Von Marianne Kesting

Noch zu keiner Zeit hat die Buchindustrie so viele Bücher ausgespien, noch zu keiner Zeit haben sich die Schriftsteller in so vielen Selbstzweifeln verfangen wie heute. Industrie ist schließlich keine Legitimation eines Tuns, das scheinbar der Rechtfertigung entbehrt. Aber was wäre eigentlich seine Legitimation?

Schon lange haben die Künste – und damit natürlich auch die literarischen – ihren ornamentalen Charakter verloren. Sie schmücken weder Staat noch Kirche aus, ja, sie versagen überhaupt der Öffentlichkeit die gewünschte Akklamation. Seit Anfang des neunzehnten Jahrhunderts ziehen sie sich mehr und mehr zurück auf eine betont inoffizielle Subjektivität, ja, das Subjekt wehrt sich gegen die Zumutungen einer Umwelt, die es verstümmelt und reduziert. Im Kunstwerk erscheint das genaue Negativ der industrielltechnischen Gesellschaft, deren Zwänge aber auch in die stillen Kammern unablässig eindringen. Heute registriert eben das künstlerische Subjekt noch in der Abgeschlossenheit seine Vergewaltigung durch die Umwelt. Selbst der berüchtigte Elfenbeinturm – wenn es ihn überhaupt je gegeben hat – erweist sich als äußerst durchlässig. Von allen Seiten angefochten, ringt der Schreibende nach Legitimation.

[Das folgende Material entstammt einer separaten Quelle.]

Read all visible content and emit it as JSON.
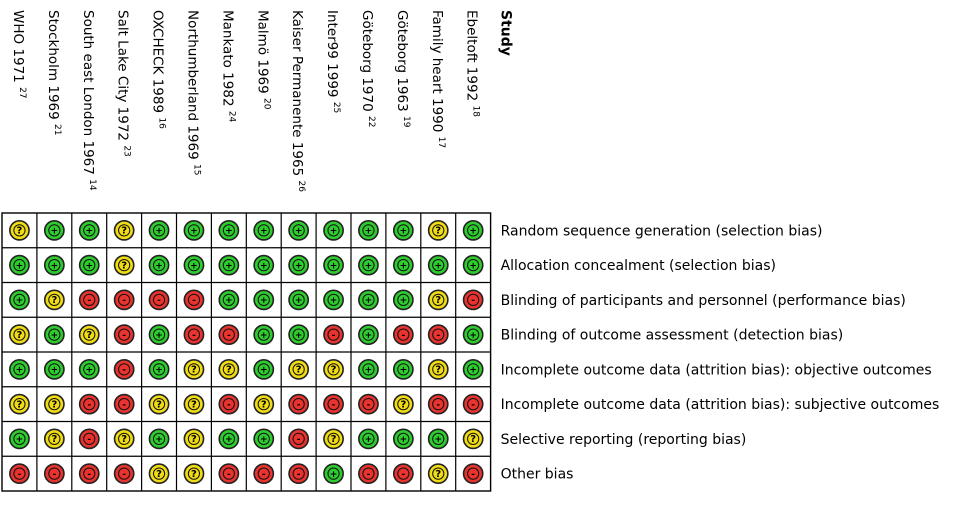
{
  "chart_data": {
    "type": "table",
    "title": "",
    "study_header": "Study",
    "studies": [
      {
        "name": "WHO 1971",
        "ref": "27"
      },
      {
        "name": "Stockholm 1969",
        "ref": "21"
      },
      {
        "name": "South east London 1967",
        "ref": "14"
      },
      {
        "name": "Salt Lake City 1972",
        "ref": "23"
      },
      {
        "name": "OXCHECK 1989",
        "ref": "16"
      },
      {
        "name": "Northumberland 1969",
        "ref": "15"
      },
      {
        "name": "Mankato 1982",
        "ref": "24"
      },
      {
        "name": "Malmö 1969",
        "ref": "20"
      },
      {
        "name": "Kaiser Permanente 1965",
        "ref": "26"
      },
      {
        "name": "Inter99 1999",
        "ref": "25"
      },
      {
        "name": "Göteborg 1970",
        "ref": "22"
      },
      {
        "name": "Göteborg 1963",
        "ref": "19"
      },
      {
        "name": "Family heart 1990",
        "ref": "17"
      },
      {
        "name": "Ebeltoft 1992",
        "ref": "18"
      }
    ],
    "domains": [
      "Random sequence generation (selection bias)",
      "Allocation concealment (selection bias)",
      "Blinding of participants and personnel (performance bias)",
      "Blinding of outcome assessment (detection bias)",
      "Incomplete outcome data (attrition bias): objective outcomes",
      "Incomplete outcome data (attrition bias): subjective outcomes",
      "Selective reporting (reporting bias)",
      "Other bias"
    ],
    "judgements": [
      [
        "?",
        "+",
        "+",
        "?",
        "+",
        "+",
        "+",
        "+",
        "+",
        "+",
        "+",
        "+",
        "?",
        "+"
      ],
      [
        "+",
        "+",
        "+",
        "?",
        "+",
        "+",
        "+",
        "+",
        "+",
        "+",
        "+",
        "+",
        "+",
        "+"
      ],
      [
        "+",
        "?",
        "-",
        "-",
        "-",
        "-",
        "+",
        "+",
        "+",
        "+",
        "+",
        "+",
        "?",
        "-"
      ],
      [
        "?",
        "+",
        "?",
        "-",
        "+",
        "-",
        "-",
        "+",
        "+",
        "-",
        "+",
        "-",
        "-",
        "+"
      ],
      [
        "+",
        "+",
        "+",
        "-",
        "+",
        "?",
        "?",
        "+",
        "?",
        "?",
        "+",
        "+",
        "?",
        "+"
      ],
      [
        "?",
        "?",
        "-",
        "-",
        "?",
        "?",
        "-",
        "?",
        "-",
        "-",
        "-",
        "?",
        "-",
        "-"
      ],
      [
        "+",
        "?",
        "-",
        "?",
        "+",
        "?",
        "+",
        "+",
        "-",
        "?",
        "+",
        "+",
        "+",
        "?"
      ],
      [
        "-",
        "-",
        "-",
        "-",
        "?",
        "?",
        "-",
        "-",
        "-",
        "+",
        "-",
        "-",
        "?",
        "-"
      ]
    ],
    "legend": {
      "low": "+",
      "unclear": "?",
      "high": "-"
    },
    "colors": {
      "low": "#2ecc2e",
      "unclear": "#f0dc14",
      "high": "#e8332e",
      "grid": "#000000"
    }
  }
}
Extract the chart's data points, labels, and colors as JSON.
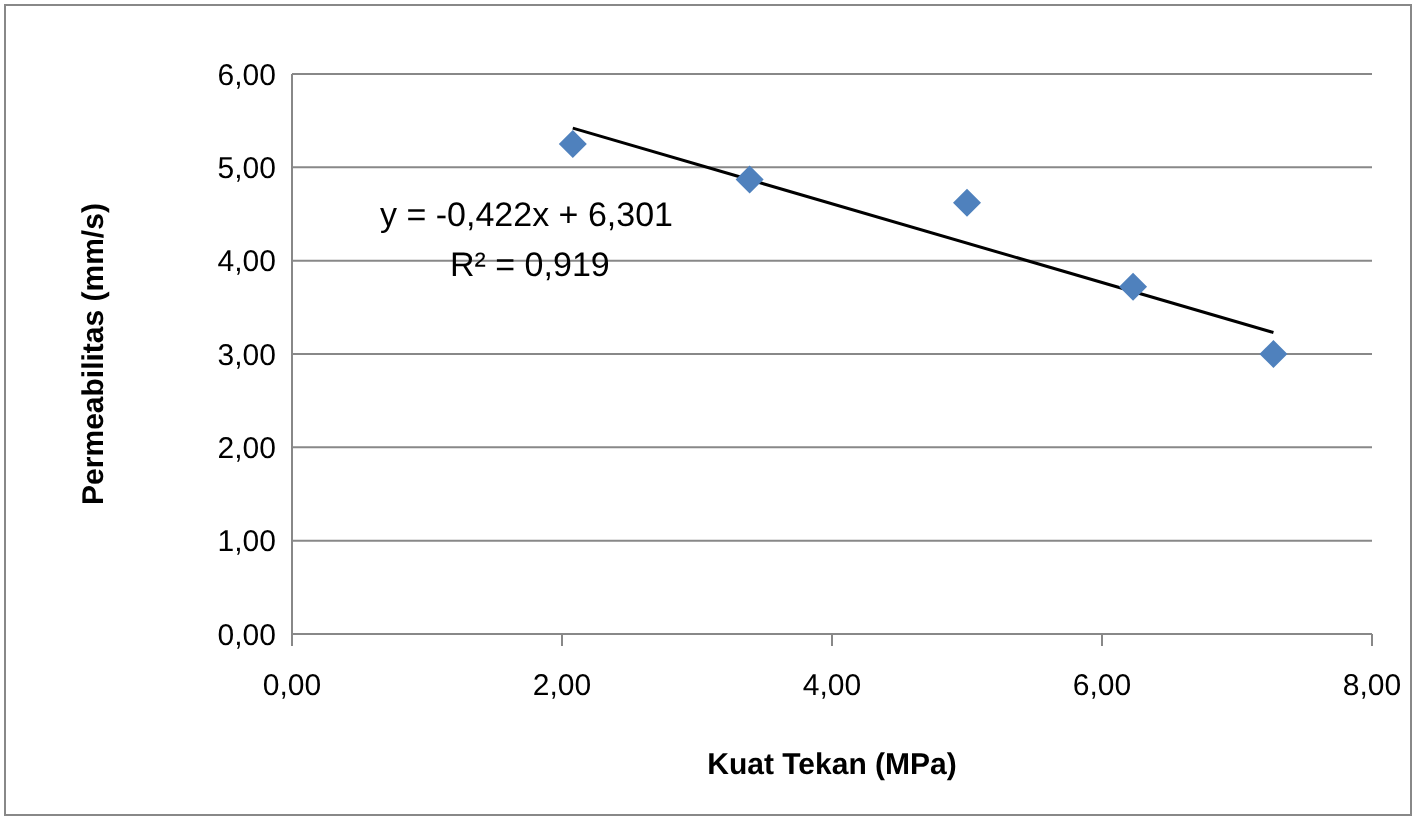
{
  "chart_data": {
    "type": "scatter",
    "xlabel": "Kuat Tekan (MPa)",
    "ylabel": "Permeabilitas (mm/s)",
    "x": [
      2.08,
      3.39,
      5.0,
      6.23,
      7.27
    ],
    "series": [
      {
        "color": "#4f81bd",
        "marker": "diamond",
        "values": [
          5.25,
          4.87,
          4.62,
          3.72,
          3.0
        ]
      },
      {
        "type": "line",
        "color": "#000000",
        "marker": "none",
        "x": [
          2.08,
          7.27
        ],
        "values": [
          5.42,
          3.23
        ]
      }
    ],
    "annotations": [
      "y = -0,422x + 6,301",
      "R² = 0,919"
    ],
    "xlim": [
      0,
      8
    ],
    "xticks": [
      {
        "value": 0,
        "label": "0,00"
      },
      {
        "value": 2,
        "label": "2,00"
      },
      {
        "value": 4,
        "label": "4,00"
      },
      {
        "value": 6,
        "label": "6,00"
      },
      {
        "value": 8,
        "label": "8,00"
      }
    ],
    "ylim": [
      0,
      6
    ],
    "yticks": [
      {
        "value": 0,
        "label": "0,00"
      },
      {
        "value": 1,
        "label": "1,00"
      },
      {
        "value": 2,
        "label": "2,00"
      },
      {
        "value": 3,
        "label": "3,00"
      },
      {
        "value": 4,
        "label": "4,00"
      },
      {
        "value": 5,
        "label": "5,00"
      },
      {
        "value": 6,
        "label": "6,00"
      }
    ],
    "grid": "y",
    "legend": false
  }
}
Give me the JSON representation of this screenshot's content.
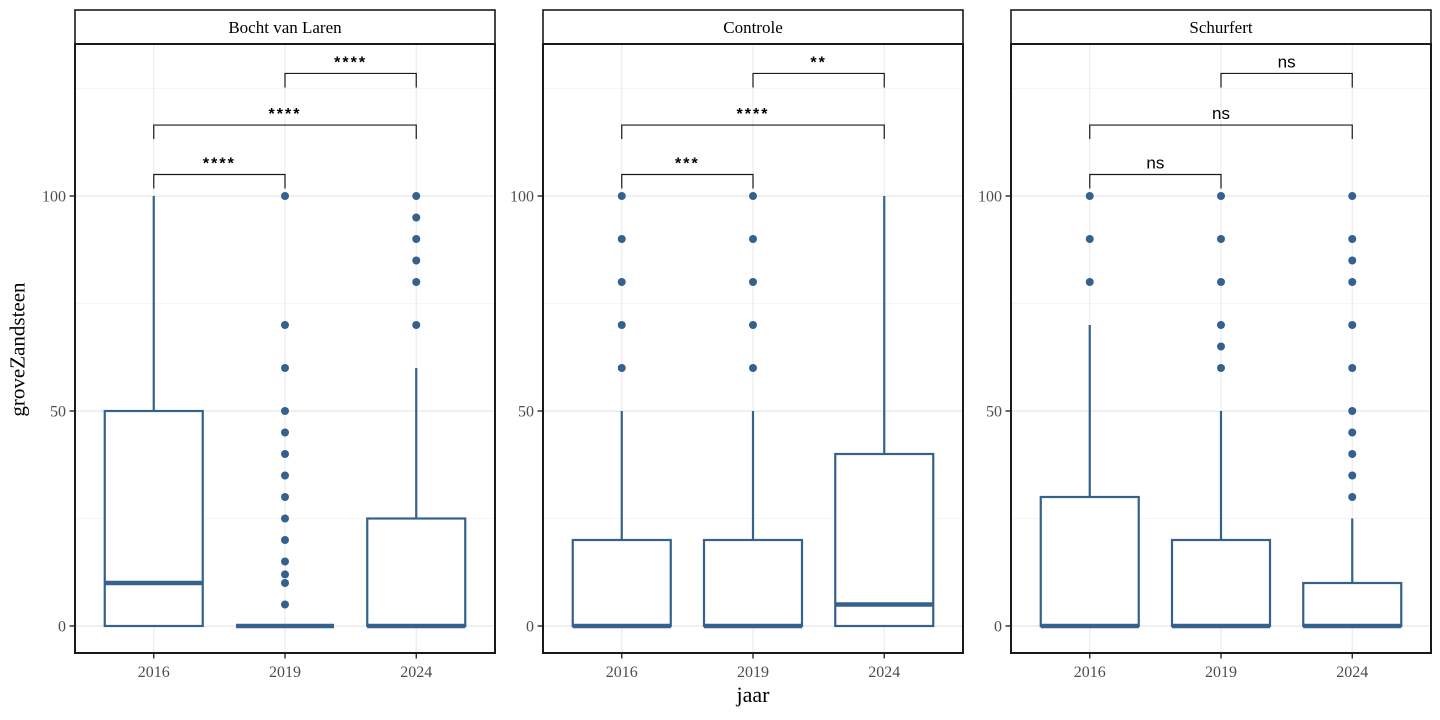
{
  "chart_data": {
    "type": "boxplot",
    "xlabel": "jaar",
    "ylabel": "groveZandsteen",
    "categories": [
      "2016",
      "2019",
      "2024"
    ],
    "yticks": [
      0,
      50,
      100
    ],
    "yticks_minor": [
      25,
      75,
      125
    ],
    "ylim": [
      -6,
      136
    ],
    "legend": "none",
    "grid": "major-and-minor",
    "colors": {
      "box_stroke": "#35618e",
      "outlier_fill": "#35618e",
      "panel_border": "#1a1a1a",
      "strip_background": "#ffffff",
      "grid_major": "#ebebeb",
      "grid_minor": "#f5f5f5",
      "tick_label": "#4d4d4d",
      "bracket": "#1a1a1a"
    },
    "facets": [
      {
        "title": "Bocht van Laren",
        "boxes": [
          {
            "year": "2016",
            "q1": 0,
            "median": 10,
            "q3": 50,
            "whisker_low": 0,
            "whisker_high": 100,
            "outliers": []
          },
          {
            "year": "2019",
            "q1": 0,
            "median": 0,
            "q3": 0,
            "whisker_low": 0,
            "whisker_high": 0,
            "outliers": [
              5,
              10,
              12,
              15,
              20,
              25,
              30,
              35,
              40,
              45,
              50,
              60,
              70,
              100
            ]
          },
          {
            "year": "2024",
            "q1": 0,
            "median": 0,
            "q3": 25,
            "whisker_low": 0,
            "whisker_high": 60,
            "outliers": [
              70,
              80,
              85,
              90,
              95,
              100
            ]
          }
        ],
        "comparisons": [
          {
            "group1": "2016",
            "group2": "2019",
            "label": "****",
            "y": 105
          },
          {
            "group1": "2016",
            "group2": "2024",
            "label": "****",
            "y": 116.5
          },
          {
            "group1": "2019",
            "group2": "2024",
            "label": "****",
            "y": 128.5
          }
        ]
      },
      {
        "title": "Controle",
        "boxes": [
          {
            "year": "2016",
            "q1": 0,
            "median": 0,
            "q3": 20,
            "whisker_low": 0,
            "whisker_high": 50,
            "outliers": [
              60,
              70,
              80,
              90,
              100
            ]
          },
          {
            "year": "2019",
            "q1": 0,
            "median": 0,
            "q3": 20,
            "whisker_low": 0,
            "whisker_high": 50,
            "outliers": [
              60,
              70,
              80,
              90,
              100
            ]
          },
          {
            "year": "2024",
            "q1": 0,
            "median": 5,
            "q3": 40,
            "whisker_low": 0,
            "whisker_high": 100,
            "outliers": []
          }
        ],
        "comparisons": [
          {
            "group1": "2016",
            "group2": "2019",
            "label": "***",
            "y": 105
          },
          {
            "group1": "2016",
            "group2": "2024",
            "label": "****",
            "y": 116.5
          },
          {
            "group1": "2019",
            "group2": "2024",
            "label": "**",
            "y": 128.5
          }
        ]
      },
      {
        "title": "Schurfert",
        "boxes": [
          {
            "year": "2016",
            "q1": 0,
            "median": 0,
            "q3": 30,
            "whisker_low": 0,
            "whisker_high": 70,
            "outliers": [
              80,
              90,
              100
            ]
          },
          {
            "year": "2019",
            "q1": 0,
            "median": 0,
            "q3": 20,
            "whisker_low": 0,
            "whisker_high": 50,
            "outliers": [
              60,
              65,
              70,
              80,
              90,
              100
            ]
          },
          {
            "year": "2024",
            "q1": 0,
            "median": 0,
            "q3": 10,
            "whisker_low": 0,
            "whisker_high": 25,
            "outliers": [
              30,
              35,
              40,
              45,
              50,
              60,
              70,
              80,
              85,
              90,
              100
            ]
          }
        ],
        "comparisons": [
          {
            "group1": "2016",
            "group2": "2019",
            "label": "ns",
            "y": 105
          },
          {
            "group1": "2016",
            "group2": "2024",
            "label": "ns",
            "y": 116.5
          },
          {
            "group1": "2019",
            "group2": "2024",
            "label": "ns",
            "y": 128.5
          }
        ]
      }
    ]
  }
}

Wird sie etwa durch Lesermassen geliefert? Schon lange nicht mehr. Es kann als Ausnahme gelten, daß ein hervorragendes belletristisches Werk auf Bestsellerlisten erscheint. Die extrem subjektiven Verfahrensweisen, in denen die qualitätvolle Literatur sich heute äußert, widerstreben jener breiten Kommunikationsbasis, nach der ein Bestseller verlangt; Kein großes Buch unseres Jahrhunderts war je ein Bestseller. Kafkas und Joyces vermeintliche Popularität war eine post festum. Es erscheint quasi als Gesetz, daß große Schriftsteller erst gestorben sein müssen, bevor sie auch breitere Anerkennung finden, und selbst sie wird durch Fachkreise vorbereitet. Es ist kein Geheimnis mehr: auch die Literatur hat jener Spezialisierung und damit Isolierung nicht entrinnen können, die zu den beherrschenden Trends der modernen Wissenschaft und Technik gehören.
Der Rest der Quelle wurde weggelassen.